No, they're atoms. Presumably, the first one lost his electron when entering the bar, which natural does turn him into an ion. but if he was an ion to begin with, then this wouldn't be funny, it'd just be stupid.
All funny. But they are all very old. If this was really a contest, it must have been in around the year 1957.
Sorry, for the caps. Got this in an e-mail and was too lazy to retype, hence the copy/paste.

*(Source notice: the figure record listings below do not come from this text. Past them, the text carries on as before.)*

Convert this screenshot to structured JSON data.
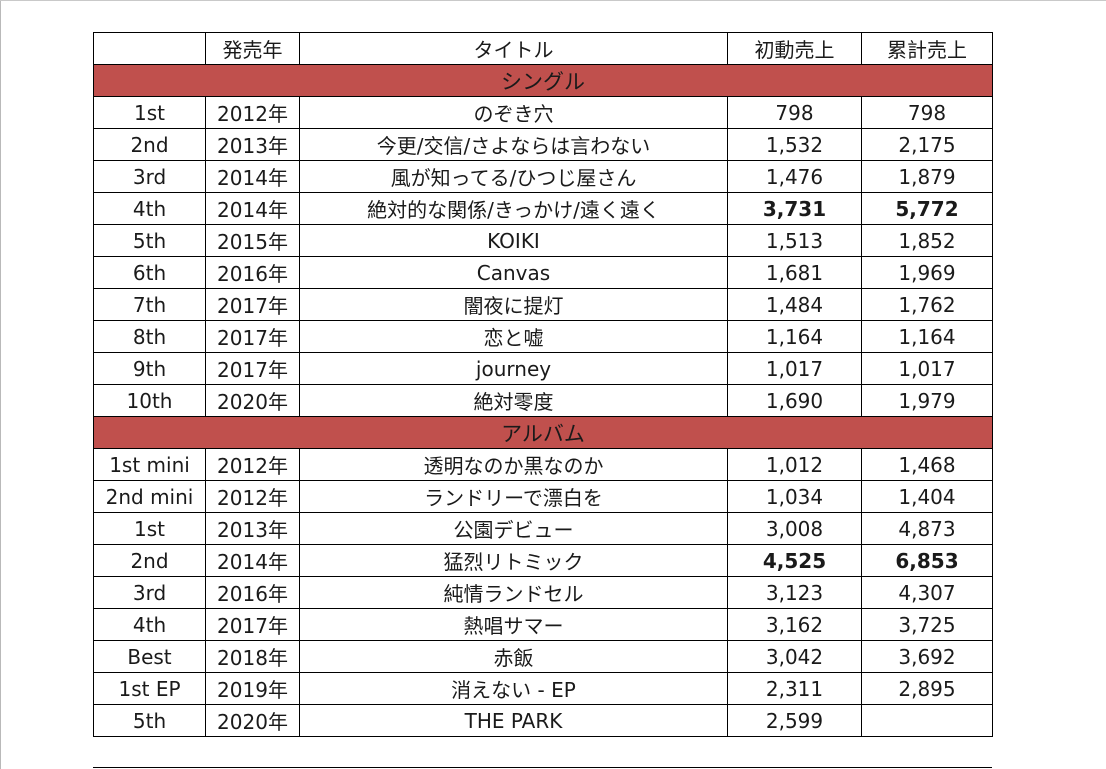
{
  "header": {
    "no": "",
    "year": "発売年",
    "title": "タイトル",
    "first_week": "初動売上",
    "total": "累計売上"
  },
  "singles_label": "シングル",
  "albums_label": "アルバム",
  "singles": [
    {
      "no": "1st",
      "year": "2012年",
      "title": "のぞき穴",
      "first": "798",
      "total": "798"
    },
    {
      "no": "2nd",
      "year": "2013年",
      "title": "今更/交信/さよならは言わない",
      "first": "1,532",
      "total": "2,175"
    },
    {
      "no": "3rd",
      "year": "2014年",
      "title": "風が知ってる/ひつじ屋さん",
      "first": "1,476",
      "total": "1,879"
    },
    {
      "no": "4th",
      "year": "2014年",
      "title": "絶対的な関係/きっかけ/遠く遠く",
      "first": "3,731",
      "total": "5,772",
      "bold": true
    },
    {
      "no": "5th",
      "year": "2015年",
      "title": "KOIKI",
      "first": "1,513",
      "total": "1,852"
    },
    {
      "no": "6th",
      "year": "2016年",
      "title": "Canvas",
      "first": "1,681",
      "total": "1,969"
    },
    {
      "no": "7th",
      "year": "2017年",
      "title": "闇夜に提灯",
      "first": "1,484",
      "total": "1,762"
    },
    {
      "no": "8th",
      "year": "2017年",
      "title": "恋と嘘",
      "first": "1,164",
      "total": "1,164"
    },
    {
      "no": "9th",
      "year": "2017年",
      "title": "journey",
      "first": "1,017",
      "total": "1,017"
    },
    {
      "no": "10th",
      "year": "2020年",
      "title": "絶対零度",
      "first": "1,690",
      "total": "1,979"
    }
  ],
  "albums": [
    {
      "no": "1st mini",
      "year": "2012年",
      "title": "透明なのか黒なのか",
      "first": "1,012",
      "total": "1,468"
    },
    {
      "no": "2nd mini",
      "year": "2012年",
      "title": "ランドリーで漂白を",
      "first": "1,034",
      "total": "1,404"
    },
    {
      "no": "1st",
      "year": "2013年",
      "title": "公園デビュー",
      "first": "3,008",
      "total": "4,873"
    },
    {
      "no": "2nd",
      "year": "2014年",
      "title": "猛烈リトミック",
      "first": "4,525",
      "total": "6,853",
      "bold": true
    },
    {
      "no": "3rd",
      "year": "2016年",
      "title": "純情ランドセル",
      "first": "3,123",
      "total": "4,307"
    },
    {
      "no": "4th",
      "year": "2017年",
      "title": "熱唱サマー",
      "first": "3,162",
      "total": "3,725"
    },
    {
      "no": "Best",
      "year": "2018年",
      "title": "赤飯",
      "first": "3,042",
      "total": "3,692"
    },
    {
      "no": "1st EP",
      "year": "2019年",
      "title": "消えない - EP",
      "first": "2,311",
      "total": "2,895"
    },
    {
      "no": "5th",
      "year": "2020年",
      "title": "THE PARK",
      "first": "2,599",
      "total": ""
    }
  ],
  "colors": {
    "section_fill": "#c0504d",
    "border": "#000000"
  }
}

Las Vegas Churches accept gambling chips THIS MAY COME AS A SURPRISE TO THOSE OF YOU NOT LIVING IN LAS VEGAS , BUT THERE ARE MORE CATHOLIC CHURCHES THAN CASINOS. NOT SURPRISINGLY, SOME WORSHIPERS AT SUNDAY SERVICES WILL GIVE CASINO CHIPS RATHER THAN CASH WHEN THE BASKET IS PASSED. SINCE THEY GET CHIPS FROM MANY DIFFERENT CASINOS, THE CHURCHES HAVE DEVISED A METHOD TO COLLECT THE OFFERINGS. THE CHURCHES SEND ALL THEIR COLLECTED CHIPS TO A NEARBY FRANCISCAN MONASTERY FOR SORTING AND THEN THE CHIPS ARE TAKEN TO THE CASINOS OF ORIGIN AND CASHED IN. THIS IS DONE BY THE CHIP MONKS.